One Billion Row Challenge: Learned So Far
Last Update 2024-02-04, see below
I participate in the One Billion Row Challenge by Gunnar Morling: Parse one billion rows of CSV, in plain Java, and be fast at it. It is a friendly completion and learning experience.
I had three goals:
Be faster than the 'naive' reference solution.
Experiment a bit more with the new Memory access API’s
Experiment the first time with the new SIMD APIs.
My basic idea was this:
Memory map the file as a MemorySegment.
Instead of looking at one character at a time, use SIMD instructions to scan a bunch of characters in bulk.
Avoid copying memory into the Java heap.
I mostly achieved that. Here are my few surprises:
Bugs! Or try out Preview Features
The two APIs I’ve used are in preview. So, I did encounter two bugs with them in JDK 21.
I had JVM SIGSEGV crashes. I was quite clear to me, that I miscalculated some indexes. However, the JVM should raise an exception and crash with a SIGSEGV =). The bug is a missing bound check in VectorSpecies.fromMemorySegment when it is compiled by the JVMs C2 compiler. See my reproduction case on the mailing list if you are curious.
More evil: The MemorySegment.mismatch
method has a bug if you compare different
regions of the same memory segment: It always returns -1
and doesn’t do the actual comparison.
See my reproduction case on the mailing list if you are curious.
Conclusion: Try out preview features =). Squashing silly bugs or API quirks before it is a final feature certainly helps the JDK overall.
Thinking in SIMD is a good exercise:
Trying to use SIMD instructions is a good exercise for performance overall. My actual code isn’t specially fast nor uses SIMD well, but thinking in 'bulk' operations to solve a problem was fun.
As an industry, we should think way more in 'bulk' operations for all our APIs. I see so many performance issues because APIs are designed with a 'one thing at a time' focus. A 'do this thing in bulk approach', makes things orders of magnitude slower than they need to be.
Think in bulk operations, at every level! Computers & networks are good at that.
MemorySegment.get vs .getAtIndex
Because I tried to do bulk operations I read text as 32bit ints chunks instead of individual 8 bit bytes in parts of my code. Then I had a puzzling bug where I got the "wrong" result with my 32bit approach.

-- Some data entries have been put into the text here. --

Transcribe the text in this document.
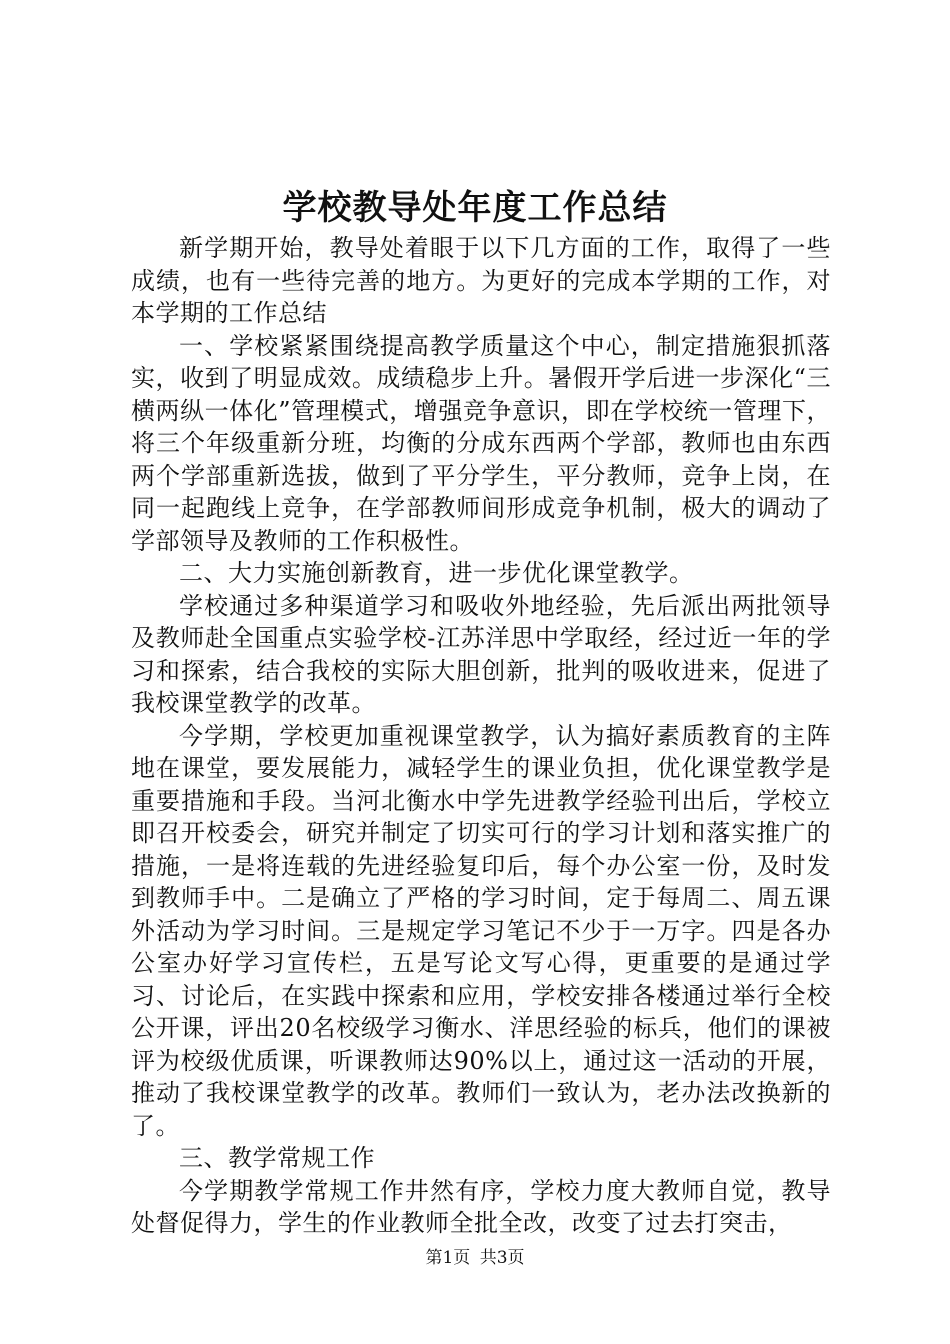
学校教导处年度工作总结

新学期开始，教导处着眼于以下几方面的工作，取得了一些成绩，也有一些待完善的地方。为更好的完成本学期的工作，对本学期的工作总结

一、学校紧紧围绕提高教学质量这个中心，制定措施狠抓落实，收到了明显成效。成绩稳步上升。暑假开学后进一步深化“三横两纵一体化”管理模式，增强竞争意识，即在学校统一管理下，将三个年级重新分班，均衡的分成东西两个学部，教师也由东西两个学部重新选拔，做到了平分学生，平分教师，竞争上岗，在同一起跑线上竞争，在学部教师间形成竞争机制，极大的调动了学部领导及教师的工作积极性。

二、大力实施创新教育，进一步优化课堂教学。

学校通过多种渠道学习和吸收外地经验，先后派出两批领导及教师赴全国重点实验学校-江苏洋思中学取经，经过近一年的学习和探索，结合我校的实际大胆创新，批判的吸收进来，促进了我校课堂教学的改革。

今学期，学校更加重视课堂教学，认为搞好素质教育的主阵地在课堂，要发展能力，减轻学生的课业负担，优化课堂教学是重要措施和手段。当河北衡水中学先进教学经验刊出后，学校立即召开校委会，研究并制定了切实可行的学习计划和落实推广的措施，一是将连载的先进经验复印后，每个办公室一份，及时发到教师手中。二是确立了严格的学习时间，定于每周二、周五课外活动为学习时间。三是规定学习笔记不少于一万字。四是各办公室办好学习宣传栏，五是写论文写心得，更重要的是通过学习、讨论后，在实践中探索和应用，学校安排各楼通过举行全校公开课，评出20名校级学习衡水、洋思经验的标兵，他们的课被评为校级优质课，听课教师达90%以上，通过这一活动的开展，推动了我校课堂教学的改革。教师们一致认为，老办法改换新的了。

三、教学常规工作

今学期教学常规工作井然有序，学校力度大教师自觉，教导处督促得力，学生的作业教师全批全改，改变了过去打突击，

第1页 共3页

Until I re-read the docs of the .getAtIndex method I used. This method uses the specified index as an 'int-array' index, not a raw memory offset. In contrast to the [https://docs.oracle.com/en/java/javase/21/docs/api/java.base/java/lang/foreign/MemorySegment.html#get(java.lang.foreign.ValueLayout.OfInt,long)] method that reads from that exact memory offset. For example: I thought I was reading e memory-offset 42, but I actually read the int-array index 42 resulting in memory-offset 42*4.
Updates since 12th January
2024-01-13: Parallel Processing added
I’ve added parallel processing to my solution. It is now under 10 seconds, compared to the 4 Minutes and 40 seconds of the reference implementation.
2024-01-24: A stupid Hash Helps
I simplified the hash for the key to mind-boggling stupid. Basically, if text is 4 bytes or more: interpret these bytes as int hash it with the length. For smaller keys, do a more regular hash function. This dropped me down from about 8+ seconds to around 5+ seconds. I also simplified the code to use more regular Java classes for the hash table entries. The performance didn’t suffer as much. The extra memory indirection for reference to that Value object didn’t hurt as much as I worried.
2024-01-28: Disabling GC and Failed Experiments
On my machine using the Epsilon GC aka no-GC saved some more time and brought it below 5 seconds in most runs. Disabling the GC is probably not suitable for 99% of all applications. However, for batch apps with short runtime or apps with extremely controlled allocations, Epsilon GC can be an option.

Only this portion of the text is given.